第7話 かわいい北条さん?
「ふぉ、ふぉぃいいい!!」
「あ?」
走高跳の用具の片付けを手伝わされた俺は、なぜか北条と一緒にグラウンドにあるベンチに座っていた。
北条は俺の横で先ほど餌として渡したサンドウィッチを口いっぱいに頬張っている。
どうして、ベンチに座っているかというと…今から10分前のことだ。
走り高跳びの用具を片付け終わった俺たちは陸上部の部員たちが集まっていた場所に帰ってきた。
しかし、下校時間はとうの昔に過ぎており、部員の影すらない。
そんな状態でも俺は特に気にせずに北条を置いて帰ろうとしたのだが、「私を置いて行くの?悪者になっちゃうよ?」と脅してきたのだ。
そして、極め付けには「帰り道に変質者に襲われたらどうするの?」と現実味の薄そうな事まで言う始末。
まぁ変質者に襲われるとかは確率的に低いが…そんなことを言われてしまっては置いていけない。
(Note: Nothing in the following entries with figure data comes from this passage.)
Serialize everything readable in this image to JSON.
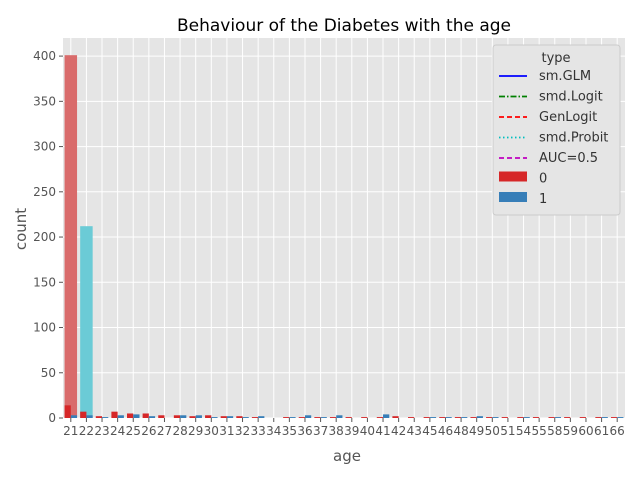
{
  "chart_data": {
    "type": "bar",
    "title": "Behaviour of the Diabetes with the age",
    "xlabel": "age",
    "ylabel": "count",
    "ylim": [
      0,
      420
    ],
    "yticks": [
      0,
      50,
      100,
      150,
      200,
      250,
      300,
      350,
      400
    ],
    "grid": true,
    "legend_title": "type",
    "legend_placement": "top-right",
    "categories": [
      21,
      22,
      23,
      24,
      25,
      26,
      27,
      28,
      29,
      30,
      31,
      32,
      33,
      34,
      35,
      36,
      37,
      38,
      39,
      40,
      41,
      42,
      43,
      45,
      46,
      48,
      49,
      50,
      51,
      54,
      55,
      58,
      59,
      60,
      61,
      66
    ],
    "tick_labels": [
      "21",
      "22",
      "23",
      "24",
      "25",
      "26",
      "27",
      "28",
      "29",
      "30",
      "31",
      "32",
      "33",
      "34",
      "35",
      "36",
      "37",
      "38",
      "39",
      "40",
      "41",
      "42",
      "43",
      "45",
      "46",
      "48",
      "49",
      "50",
      "51",
      "54",
      "55",
      "58",
      "59",
      "60",
      "61",
      "66"
    ],
    "series": [
      {
        "name": "0",
        "color": "#d62728",
        "values": [
          14,
          7,
          2,
          7,
          5,
          5,
          3,
          3,
          2,
          3,
          2,
          2,
          1,
          0,
          1,
          1,
          1,
          1,
          1,
          1,
          1,
          2,
          1,
          1,
          1,
          1,
          1,
          1,
          1,
          1,
          1,
          1,
          1,
          1,
          1,
          1
        ]
      },
      {
        "name": "1",
        "color": "#377eb8",
        "values": [
          3,
          3,
          1,
          3,
          4,
          2,
          0,
          3,
          3,
          1,
          2,
          1,
          2,
          0,
          1,
          3,
          1,
          3,
          0,
          0,
          4,
          0,
          0,
          1,
          1,
          1,
          2,
          1,
          0,
          1,
          0,
          1,
          0,
          0,
          1,
          1
        ]
      }
    ],
    "overlay_bars": [
      {
        "category": 21,
        "value": 401,
        "color": "#d96b6b"
      },
      {
        "category": 22,
        "value": 212,
        "color": "#6bcbd6"
      }
    ],
    "legend_lines": [
      {
        "label": "sm.GLM",
        "color": "#0000ff",
        "dash": "solid"
      },
      {
        "label": "smd.Logit",
        "color": "#008000",
        "dash": "dashdot"
      },
      {
        "label": "GenLogit",
        "color": "#ff0000",
        "dash": "dashed"
      },
      {
        "label": "smd.Probit",
        "color": "#00bfbf",
        "dash": "dotted"
      },
      {
        "label": "AUC=0.5",
        "color": "#bf00bf",
        "dash": "dashed"
      }
    ]
  }
}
俺は北条が部室で着替えるのを外で待って、下校時間がすぎてるのに学校に残っていることで一緒に教師に怒られ…そして、お腹が空いたから動けないと言って、今に至る。
「黙って食え。もしくは、飲み込んでから話せ」
北条は仮にも女の子だ。
だから、もっと可愛く食べればいいのに…今のこいつはハムスターか。
俺の発言を聴いて、口いっぱいに入れていたサンドウィッチを飲み込む。
「う、うっ!?」
「はぁぁ…喉つまらすなよ…飲み物は持ってないのか?」
頭を激しく上下に振る。
こいつ、やっぱりバカだろ…。
俺はカバンの中からペットボトルを取り出し、蓋を開けて、北条に差し出すと奪い取り、勢いよく飲んで行く。
「ふぃぃ〜、死ぬかと思ったぁぁ…」
「お前、落ち着いて食べなさいってよく言われるだろ」
「え?なんでわかったの?ハトくんエスパー?」
「そうだけど?」
「えぇ?!ホントなの!私、初めて超能力者と出会ったかも」
「お前、バカにされてる事わかれよ…」
「ん?」
「いや、なんでもない。落ち着いてさっさと食え」
「むっ、ちょっと難しい事を言うね」
「はぁぁぁ~…お前、家は?」
「あむ、んごごむごう」
「あぁ~わかった。無理に話そうとするな。口の中の物を処理しろ」
「むぐ」
ダメだ…こいつは…北条は確実に一彦以上の逸材だ。
おそらく高く飛ぶために頭のねじが数本足りないのだろう。
俺の横でモゴモゴとサンドウィッチを食べる北条を見ながらため息を吐く。
そして、やっとサンドウィッチを食べ終わった北条はスカートの上に零れたパンの欠片を払い、立ち上がる。
「うん!元気一杯。ありがとうね、ハトくん」
「あいよ。で?お前の家どっち?」
「ん~?別にいいよ?1人で帰られるし」
「あっそ。んじゃ俺はここで」
「いやいやいや、そこは引いちゃだめな場所だよ」
「なんで?」
「なんでって…こんな夜道を一人で帰ってたら…私ってこんな可愛い女の…かわ…可愛いって…」
北条は急に頬を赤らめて、頬に手を当てる。
ダメだ、こいつは一彦と比べては一彦に失礼になるレベルの頭の残念な子だ。
というか、面倒くさい…。とてつもなく面倒くさい。
「可愛いお前はどこに家があるんだよ」
「かわ…かわ…」
「可愛くない北条さんの家はどこですか?」
「可愛くないは酷いと思う。うん」
「お前、鬱陶しいな…。さっさと行くぞ」
「鬱陶しいって酷いよ!あ~待ってよ、ハトくん」
いつまで経っても埒があかないため、俺は北条を置いて、校門の方へと歩き出す。
すると、北条は慌てて俺の横まで走ってくると、そこから意味も分からない話を淡々と話し続けた。